You can configure which page names are considered as group definition pages (e.g. for non-english wikis):
page_group_regex = '.*Group$' # this is the default
9. Usage cases
9.1. Public community Wiki on the InternetThe most important point here is to use ACLs only in cases where really needed. Wikis depend on openness of information and free editing. They use soft security to clean up bad stuff. So there is no general need for ACLs. If you use them too much, you might destroy the way wiki works.
This is why either ACLs should not be used at all (default) or, if used, the moin_config.py should look similar to that:
acl_rights_before = 'WikiEditorName:read,write,admin,delete,revert +AdminGroup:admin BadGuy:'
The default acl_rights_default option should be ok for you:
acl_default = 'Known:read,write,delete,revert All:read,write'
A good advice is to have only a few and very trusted admins in AdminGroup (they should be very aware of how a wiki works or they would maybe accidently destroy the way the wiki works: by its openness, not by being closed and locked!).
If using AdminGroup, you should make a page called AdminGroup and use it to define some people who get admin rights.
Specifing BadGuy like shown above basically locks him out - he can't read or edit anything with that account. That makes only sense if done temporarily, otherwise you also could just delete that account. Of course, this BadGuy can also work anonymously, so this is no real protection (this is where soft security will apply).

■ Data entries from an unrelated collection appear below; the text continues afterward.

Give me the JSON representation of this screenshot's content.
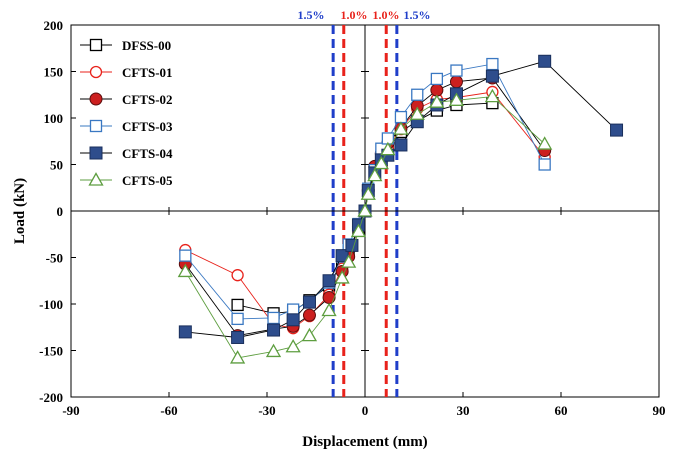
{
  "chart_data": {
    "type": "scatter",
    "xlabel": "Displacement (mm)",
    "ylabel": "Load (kN)",
    "xlim": [
      -90,
      90
    ],
    "ylim": [
      -200,
      200
    ],
    "xticks": [
      "-90",
      "-60",
      "-30",
      "0",
      "30",
      "60",
      "90"
    ],
    "yticks": [
      "200",
      "150",
      "100",
      "50",
      "0",
      "-50",
      "-100",
      "-150",
      "-200"
    ],
    "grid": false,
    "legend_position": "top-left",
    "drift_lines": [
      {
        "label": "1.5%",
        "x": -9.75,
        "color": "#1f3ec9"
      },
      {
        "label": "1.0%",
        "x": -6.5,
        "color": "#e8221b"
      },
      {
        "label": "1.0%",
        "x": 6.5,
        "color": "#e8221b"
      },
      {
        "label": "1.5%",
        "x": 9.75,
        "color": "#1f3ec9"
      }
    ],
    "series": [
      {
        "name": "DFSS-00",
        "marker": "square-open",
        "color": "#000000",
        "line_color": "#000000",
        "points": [
          [
            -39,
            -101
          ],
          [
            -28,
            -110
          ],
          [
            -22,
            -108
          ],
          [
            -17,
            -96
          ],
          [
            -11,
            -80
          ],
          [
            -7,
            -55
          ],
          [
            -5,
            -44
          ],
          [
            -2,
            -20
          ],
          [
            0,
            0
          ],
          [
            1,
            20
          ],
          [
            3,
            40
          ],
          [
            5,
            55
          ],
          [
            7,
            68
          ],
          [
            11,
            85
          ],
          [
            16,
            97
          ],
          [
            22,
            108
          ],
          [
            28,
            114
          ],
          [
            39,
            116
          ]
        ]
      },
      {
        "name": "CFTS-01",
        "marker": "circle-open",
        "color": "#e8221b",
        "line_color": "#e8221b",
        "points": [
          [
            -55,
            -42
          ],
          [
            -39,
            -69
          ],
          [
            -28,
            -122
          ],
          [
            -22,
            -126
          ],
          [
            -17,
            -113
          ],
          [
            -11,
            -90
          ],
          [
            -7,
            -62
          ],
          [
            -5,
            -48
          ],
          [
            -2,
            -18
          ],
          [
            0,
            0
          ],
          [
            1,
            20
          ],
          [
            3,
            42
          ],
          [
            5,
            56
          ],
          [
            7,
            68
          ],
          [
            11,
            88
          ],
          [
            16,
            110
          ],
          [
            22,
            120
          ],
          [
            28,
            122
          ],
          [
            39,
            128
          ],
          [
            55,
            58
          ]
        ]
      },
      {
        "name": "CFTS-02",
        "marker": "circle-filled",
        "color": "#cc1f1f",
        "line_color": "#000000",
        "points": [
          [
            -55,
            -57
          ],
          [
            -39,
            -134
          ],
          [
            -28,
            -127
          ],
          [
            -22,
            -124
          ],
          [
            -17,
            -112
          ],
          [
            -11,
            -93
          ],
          [
            -7,
            -65
          ],
          [
            -5,
            -49
          ],
          [
            -2,
            -17
          ],
          [
            0,
            0
          ],
          [
            1,
            22
          ],
          [
            3,
            48
          ],
          [
            5,
            62
          ],
          [
            7,
            73
          ],
          [
            11,
            89
          ],
          [
            16,
            113
          ],
          [
            22,
            130
          ],
          [
            28,
            139
          ],
          [
            39,
            143
          ],
          [
            55,
            65
          ]
        ]
      },
      {
        "name": "CFTS-03",
        "marker": "square-open",
        "color": "#3a78c2",
        "line_color": "#3a78c2",
        "points": [
          [
            -55,
            -48
          ],
          [
            -39,
            -116
          ],
          [
            -28,
            -115
          ],
          [
            -22,
            -106
          ],
          [
            -17,
            -98
          ],
          [
            -11,
            -77
          ],
          [
            -7,
            -49
          ],
          [
            -5,
            -36
          ],
          [
            -2,
            -14
          ],
          [
            0,
            0
          ],
          [
            1,
            24
          ],
          [
            3,
            44
          ],
          [
            5,
            67
          ],
          [
            7,
            78
          ],
          [
            11,
            101
          ],
          [
            16,
            125
          ],
          [
            22,
            142
          ],
          [
            28,
            151
          ],
          [
            39,
            158
          ],
          [
            55,
            50
          ]
        ]
      },
      {
        "name": "CFTS-04",
        "marker": "square-filled",
        "color": "#2e4d8c",
        "line_color": "#000000",
        "points": [
          [
            -55,
            -130
          ],
          [
            -39,
            -136
          ],
          [
            -28,
            -128
          ],
          [
            -22,
            -117
          ],
          [
            -17,
            -98
          ],
          [
            -11,
            -75
          ],
          [
            -7,
            -48
          ],
          [
            -4,
            -37
          ],
          [
            -2,
            -15
          ],
          [
            0,
            0
          ],
          [
            1,
            22
          ],
          [
            3,
            41
          ],
          [
            5,
            55
          ],
          [
            7,
            60
          ],
          [
            11,
            71
          ],
          [
            16,
            96
          ],
          [
            22,
            114
          ],
          [
            28,
            126
          ],
          [
            39,
            145
          ],
          [
            55,
            161
          ],
          [
            77,
            87
          ]
        ]
      },
      {
        "name": "CFTS-05",
        "marker": "triangle-open",
        "color": "#5e9e40",
        "line_color": "#5e9e40",
        "points": [
          [
            -55,
            -65
          ],
          [
            -39,
            -158
          ],
          [
            -28,
            -151
          ],
          [
            -22,
            -146
          ],
          [
            -17,
            -134
          ],
          [
            -11,
            -107
          ],
          [
            -7,
            -72
          ],
          [
            -5,
            -55
          ],
          [
            -2,
            -22
          ],
          [
            0,
            0
          ],
          [
            1,
            18
          ],
          [
            3,
            38
          ],
          [
            5,
            51
          ],
          [
            7,
            66
          ],
          [
            11,
            88
          ],
          [
            16,
            104
          ],
          [
            22,
            117
          ],
          [
            28,
            119
          ],
          [
            39,
            123
          ],
          [
            55,
            72
          ]
        ]
      }
    ]
  }
}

9.2. Wiki as a simple CMSIf you want to use a wiki to easily create web content, but if you don't want edits by the public (but only by some webmasters), you maybe want to use that in your moin_config.py:
acl_rights_default = 'All:read' acl_rights_before = 'WebMaster,OtherWebMaster:read,write,admin,delete,revert'
So everyone can read, but only the Webmasters can do anything else. As long as they still work on a new page, they can put
#acl All:on it, so nobody else will be able to see the unready page. When being finished with it, don't forget to remove that line again, so that acl_rights_default will be used.

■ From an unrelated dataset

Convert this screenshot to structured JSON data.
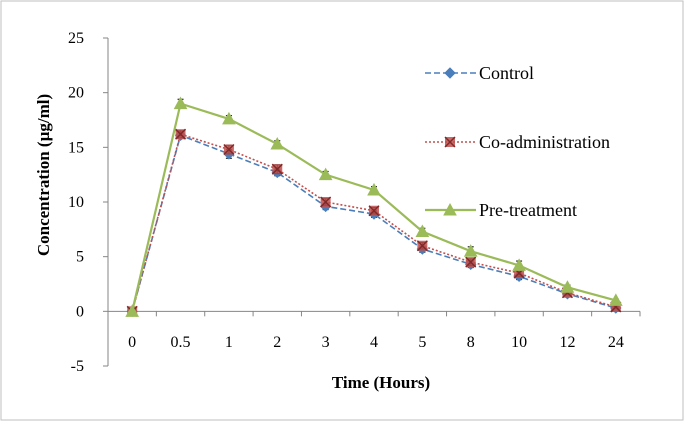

Some page(s) could also allow public comments (like one being called PublicComments), so you give more rights on that page:
9.3. Wiki on IntranetIf you want to use a wiki on your intranet and you trust your users (not doing hostile stuff like locking others out or hijacking pages) to use the admin functionality in a senseful way, you maybe want to use that:
acl_rights_default = 'Known:admin,read,write,delete,revert All:read,write' acl_rights_before = 'WikiAdmin,BigBoss:read,write,admin,delete,revert'
So everyone can read, write and change ACL rights, WikiAdmin and BigBoss are enforced to be able to do anything, known users get admin rights by acl_rights_default (so they get it as long as no other ACL is in force for a page).
on a new page, the page creator can put any ACLs he wants
on existing pages, not having ACLs yet, any known user can set up any ACLs he wants
all people (except WikiAdmin and BigBoss) can be locked out by anybody ("known") else on pages without ACLs
9.4. Wiki as a public company pageIf you want to use a wiki as the company page, and don't want every user being able to change the company page content, you may want to use something like this:
acl_rights_default = "TrustedGroup:admin,read,write,delete,revert All:read" acl_rights_before = "AdminGroup:admin,read,write,delete,revert +TrustedGroup:admin"
This means that:
by default known and anonymous users are only allowed to read pages
on a new page, users in TrustedGroup can put any ACLs they want
on existing pages, not having ACLs yet, any user in TrustedGroup user can set up any ACLs he wants
all people, except people in AdminGroup, can be locked out by other admins or trusted users
people in TrustedGroup get use their admins rights on any page they're able to write, even if there are specific ACLs
9.5. Comments on read-only pageYou can easily add a comments section to a read-only page by using a writable subpage, and allowing users to write on it. For example, you can define SomePage like this:
#acl SomeUser:read,write All:read '''Some read-only content''' ... ''' User comments ''' [[Include(SomePage/Comments)]]
And SomePage/Comments like this:
#acl All:read,write Add your comments about SomePage here.